Wie der werte Leser feststellen kann, ist dies kein Abenteuer, das ich in der Gemeinschaft der Falkenklingen erlebt habe. Diese haben sich leider seit einiger Zeit aufgelöst, nachdem Ena, die Anführerin, in den Ruhestand ging. Wir Anderen wendeten uns anderen Projekten zu und auch ich versuchte es eine kurze Zeit mit einer Art Ruhestand. Doch mein Herzblut hängt an Abenteuern, so dass ich nach kurzer Zeit wieder auf die Suche ging. Auf diese Mission wurde ich durch einen Bekannten aufmerksam gemacht, der am Brett in der Burg von Sturmwind einen Aufruf fand und mich informierte. Dort suchte eine Gruppe namens An’arkhana, die fast ausschließlich aus magischen Fachpersonal bestand, noch nach Sicherungspersonal, Spähern oder Personen, die sich im Brachland auskannten. Sie wollten einer Serie von Überfällen nachgehen, die sich zwischen Nordwacht und Ehrenwacht ereigneten. Die meisten Händler verschwanden einfach spurlos, doch bei den letzten Überfällen war das ein wenig anders. Es gab Überlebende und diese behaupteten, Felwirker bei der Arbeit gesehen zu haben. Das war schließlich so interessant, dass sich die An’arkhana einschaltete.

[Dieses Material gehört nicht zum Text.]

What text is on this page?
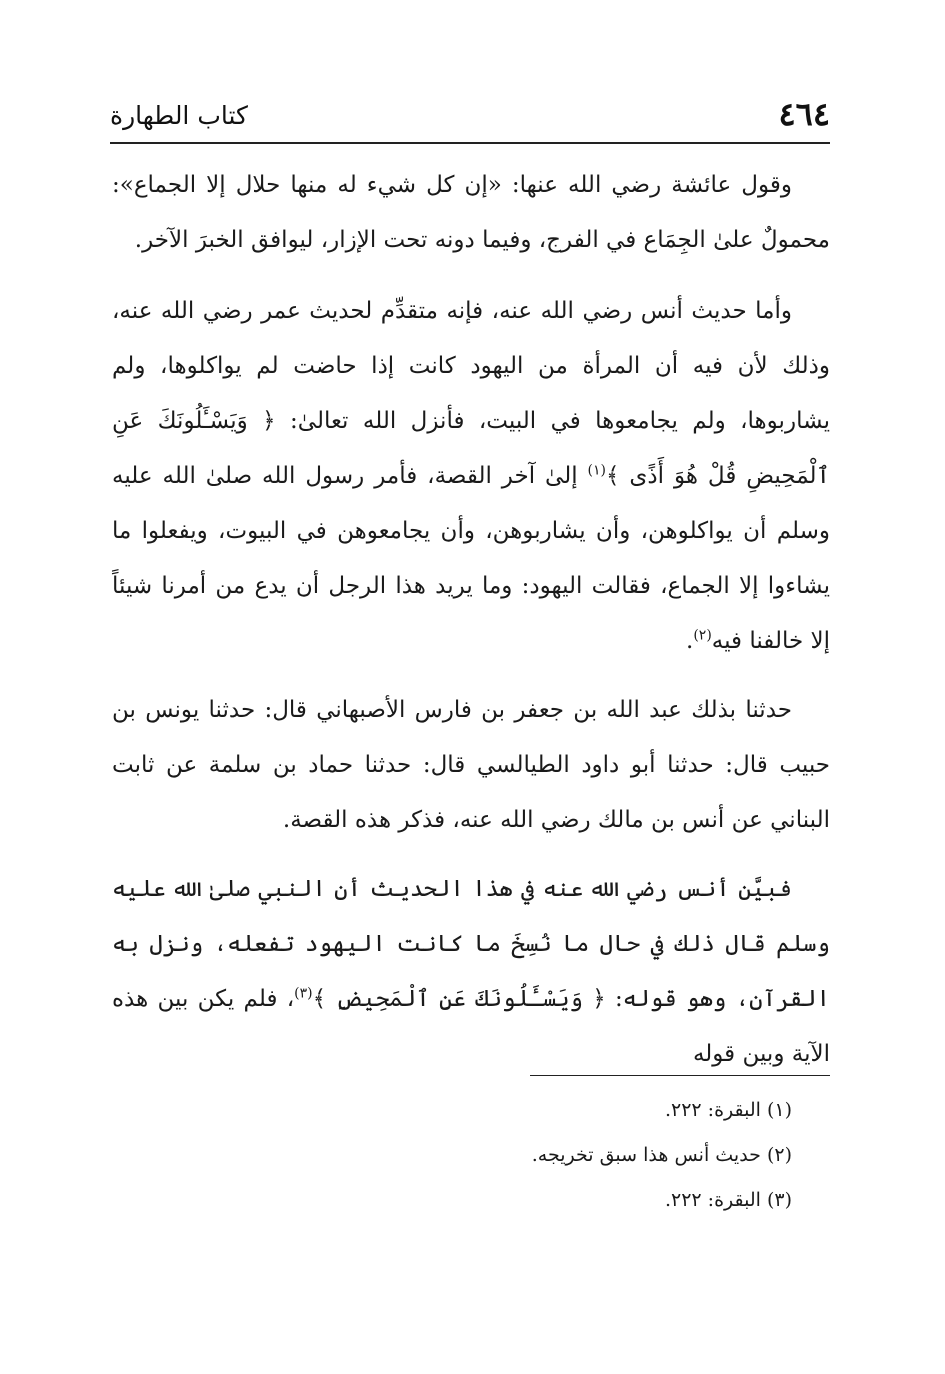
٤٦٤
كتاب الطهارة

وقول عائشة رضي الله عنها: «إن كل شيء له منها حلال إلا الجماع»: محمولٌ علىٰ الجِمَاع في الفرج، وفيما دونه تحت الإزار، ليوافق الخبرَ الآخر.

وأما حديث أنس رضي الله عنه، فإنه متقدِّم لحديث عمر رضي الله عنه، وذلك لأن فيه أن المرأة من اليهود كانت إذا حاضت لم يواكلوها، ولم يشاربوها، ولم يجامعوها في البيت، فأنزل الله تعالىٰ: ﴿ وَيَسْـَٔلُونَكَ عَنِ ٱلْمَحِيضِ قُلْ هُوَ أَذًى ﴾$^{(١)}$ إلىٰ آخر القصة، فأمر رسول الله صلىٰ الله عليه وسلم أن يواكلوهن، وأن يشاربوهن، وأن يجامعوهن في البيوت، ويفعلوا ما يشاءوا إلا الجماع، فقالت اليهود: وما يريد هذا الرجل أن يدع من أمرنا شيئاً إلا خالفنا فيه$^{(٢)}$.

حدثنا بذلك عبد الله بن جعفر بن فارس الأصبهاني قال: حدثنا يونس بن حبيب قال: حدثنا أبو داود الطيالسي قال: حدثنا حماد بن سلمة عن ثابت البناني عن أنس بن مالك رضي الله عنه، فذكر هذه القصة.

فبيَّن أنس رضي الله عنه في هذا الحديث أن النبي صلىٰ الله عليه وسلم قال ذلك في حال ما نُسِخَ ما كانت اليهود تفعله، ونزل به القرآن، وهو قوله: ﴿ وَيَسْـَٔلُونَكَ عَنِ ٱلْمَحِيضِ ﴾$^{(٣)}$، فلم يكن بين هذه الآية وبين قوله

(١)البقرة: ٢٢٢.

(٢)حديث أنس هذا سبق تخريجه.

(٣)البقرة: ٢٢٢.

Ich traf den Anführer dieser kleinen Gruppe in ihrem Hauptquartier, das mit allerlei Krimskrams vollgestopft war. Zauberer, der Anführer, ist ein Ren’dorei, leicht überheblich, recht dürr und offensichtlich stolz auf seine Profession. Er gehört eindeutig zu den Personen, die zu sehr von ihren Fähigkeiten überzeugt sind, als das sie auch nur über Alternativen nachdenken würden. Seine Art und insbesondere sein Bestehen auf seinen Titel ‘Arkanist’ ließen ihn mir ein wenig unsympathisch erscheinen. Umso mehr amüsierte ich mich, wenn ich ihn weiterhin Zauberer nannte und er fast ausflippte und mich korrigieren wollte. » Es heißt Arkanist! « Er verstand einfach nicht, dass ich ihn dadurch schon aus Prinzip nur noch Zauberer nannte. Ja, ich gebe zu, manchmal kann ich wirklich fies sein, aber so ist das bei Personen, die mir nicht überaus sympathisch kommen.

Wir hielten eine erste Besprechung zusammen mit der zweiten Person ab, die sich auf das Gesuch gemeldet hatte – Pyromane. Pyromane ist ein Mensch und Mönch, der sich sehr offensichtlich gut mit dem Element Feuer identifizieren konnte. Ich kannte ihn schon, da war er noch ein Mitglied der Schwarzfische, während ich bei den Falkenklingen war. Bei der Besprechung wurde deutlich, dass ich für die Spähaufgaben verantwortlich war und Pyromane der Kerl fürs Grobe. Ich war nicht ganz sicher, ob er diese Aufgabe auch bewältigen konnte, aber wenn es darum ging, etwas zu zerstören, dann war er tatsächlich große Klasse.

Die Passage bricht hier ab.